Een Europees commissaris schreeuwde dan weer luid dat zijn controleurs aan politiek deden. Want zij hadden een mening, een andere dan de zijne nog wel. Noël Slangen formuleerde het op Twitter iets zachter: “Misschien kun je beter politiek actief worden.” Achter die vriendelijke en goedbedoelde suggestie zit nog altijd de stelling dat overheidsfunctionarissen geen mening mogen hebben — niet in hun ambt (hun dossiers), niet over hun ambt (de werking van hun dienst) en niet buiten hun ambt. In de omzendbrief 404 van 1994 heeft minister van Ambtenarenzaken Johan Vande Lanotte (sp.a) de puntjes op de i gezet over de meningsvrijheid. Twintig jaar later moeten sommige verantwoordelijken bij Financiën daaraan worden herinnerd.

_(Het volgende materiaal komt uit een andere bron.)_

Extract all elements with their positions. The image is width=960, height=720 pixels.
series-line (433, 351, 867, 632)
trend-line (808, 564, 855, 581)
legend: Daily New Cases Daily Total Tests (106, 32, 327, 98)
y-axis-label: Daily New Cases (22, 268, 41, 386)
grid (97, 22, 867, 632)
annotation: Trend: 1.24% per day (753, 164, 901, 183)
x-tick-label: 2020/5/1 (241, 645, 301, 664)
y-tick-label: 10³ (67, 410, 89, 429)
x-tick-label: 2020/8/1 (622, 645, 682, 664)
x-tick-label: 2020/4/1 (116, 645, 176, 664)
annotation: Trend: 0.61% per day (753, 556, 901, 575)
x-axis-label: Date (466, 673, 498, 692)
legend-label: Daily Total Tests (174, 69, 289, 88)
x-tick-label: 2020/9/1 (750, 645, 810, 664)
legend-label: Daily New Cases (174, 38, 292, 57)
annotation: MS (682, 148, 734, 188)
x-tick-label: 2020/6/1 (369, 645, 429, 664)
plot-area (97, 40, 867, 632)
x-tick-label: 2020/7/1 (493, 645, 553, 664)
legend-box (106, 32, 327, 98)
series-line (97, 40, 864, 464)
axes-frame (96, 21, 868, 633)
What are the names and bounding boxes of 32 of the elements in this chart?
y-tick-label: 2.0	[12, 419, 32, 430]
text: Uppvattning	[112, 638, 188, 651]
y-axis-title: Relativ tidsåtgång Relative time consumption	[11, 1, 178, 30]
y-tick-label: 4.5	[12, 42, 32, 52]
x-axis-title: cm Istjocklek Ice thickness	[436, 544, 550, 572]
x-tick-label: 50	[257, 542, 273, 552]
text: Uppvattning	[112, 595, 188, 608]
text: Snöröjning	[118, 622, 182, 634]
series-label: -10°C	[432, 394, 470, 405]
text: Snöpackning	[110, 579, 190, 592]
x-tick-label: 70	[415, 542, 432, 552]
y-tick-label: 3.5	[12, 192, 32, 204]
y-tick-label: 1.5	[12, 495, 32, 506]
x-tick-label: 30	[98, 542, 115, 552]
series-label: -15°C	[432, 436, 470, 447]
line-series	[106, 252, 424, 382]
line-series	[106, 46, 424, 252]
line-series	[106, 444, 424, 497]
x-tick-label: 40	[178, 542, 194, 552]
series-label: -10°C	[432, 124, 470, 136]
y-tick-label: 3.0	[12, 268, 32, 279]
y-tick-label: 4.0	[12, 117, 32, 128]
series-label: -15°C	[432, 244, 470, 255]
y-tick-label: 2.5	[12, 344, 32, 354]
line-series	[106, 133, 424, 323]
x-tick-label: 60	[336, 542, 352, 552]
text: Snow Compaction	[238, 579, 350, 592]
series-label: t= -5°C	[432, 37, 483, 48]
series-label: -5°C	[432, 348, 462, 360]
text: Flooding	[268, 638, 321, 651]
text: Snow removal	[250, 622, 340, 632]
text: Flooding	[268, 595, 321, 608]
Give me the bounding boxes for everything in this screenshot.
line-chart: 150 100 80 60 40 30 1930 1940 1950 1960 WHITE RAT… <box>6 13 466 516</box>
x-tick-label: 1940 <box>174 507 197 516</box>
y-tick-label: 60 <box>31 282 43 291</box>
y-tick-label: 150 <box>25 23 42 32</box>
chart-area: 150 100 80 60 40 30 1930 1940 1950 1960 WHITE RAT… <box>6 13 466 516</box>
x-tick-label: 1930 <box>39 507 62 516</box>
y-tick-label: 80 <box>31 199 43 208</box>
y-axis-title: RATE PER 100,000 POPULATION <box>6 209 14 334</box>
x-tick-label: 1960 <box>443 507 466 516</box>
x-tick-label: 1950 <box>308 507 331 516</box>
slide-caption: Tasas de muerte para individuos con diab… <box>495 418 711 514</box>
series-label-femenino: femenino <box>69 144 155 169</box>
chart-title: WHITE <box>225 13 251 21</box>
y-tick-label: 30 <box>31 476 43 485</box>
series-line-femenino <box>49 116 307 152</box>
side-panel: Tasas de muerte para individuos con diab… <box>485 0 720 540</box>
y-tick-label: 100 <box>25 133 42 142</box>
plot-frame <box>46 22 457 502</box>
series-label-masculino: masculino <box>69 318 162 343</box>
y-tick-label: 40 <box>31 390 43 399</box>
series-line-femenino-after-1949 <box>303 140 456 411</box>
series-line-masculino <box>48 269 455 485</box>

De slinger is al een tijdje aan het doorslaan in de richting van het Directoire. Er was een tijd dat de miljoenen aangiften niet centraal konden worden behandeld. Zij lagen met hopen in de kast bij die duizenden controleurs en ontvangers. Met de informaticatechnologie is dat veranderd. Die technologie is op zich neutraal. Zij maakt toepassingen mogelijk die vroeger ondenkbaar waren.
Normaal zou je dan verwachten dat de technologie neutraal wordt ingevoerd en dat ze het evenwicht tussen het centrale bestuur en de gewestelijke directie min of meer in stand houdt. Niets daarvan in dit land, dat nochtans op zulke evenwichten is gebouwd. Onder de noemer ‘système de traitement intégré impôts et recouvrement‘ (STIR) — een Nederlandse naam is er niet — heeft er een nooit vertoonde centralisatie van het beslissingsproces plaatsgevonden. Dat is gepaard gegaan met nogal wat deprivatie, devaluatie, degradatie, depreciatie en demotivatie van de inspecteurs in buitendienst. Hun mening wordt niet meer gevraagd.
Het sluitstuk van die operatie vond begin dit jaar plaats met de nieuwe evaluatieprocedure. De personeelsdienst P&O van Kurt Van Raemdonck ordonneerde dat bijna niemand als uitzonderlijk of bovengemiddeld mocht worden beoordeeld. Bijna alle inspecteurs, en zeker die met een mening, hebben dan maar de beoordeling ‘voldoende’ gekregen. Moet ik nog zeggen dat ik het daar een klein beetje moeilijk mee heb?
De auteur is directeur van de Bijzondere Belastinginspectie ‘met verlof’.
KAREL ANTHONISSEN
De mening van de belastinginspecteurs in buitendienst wordt niet meer gevraagd.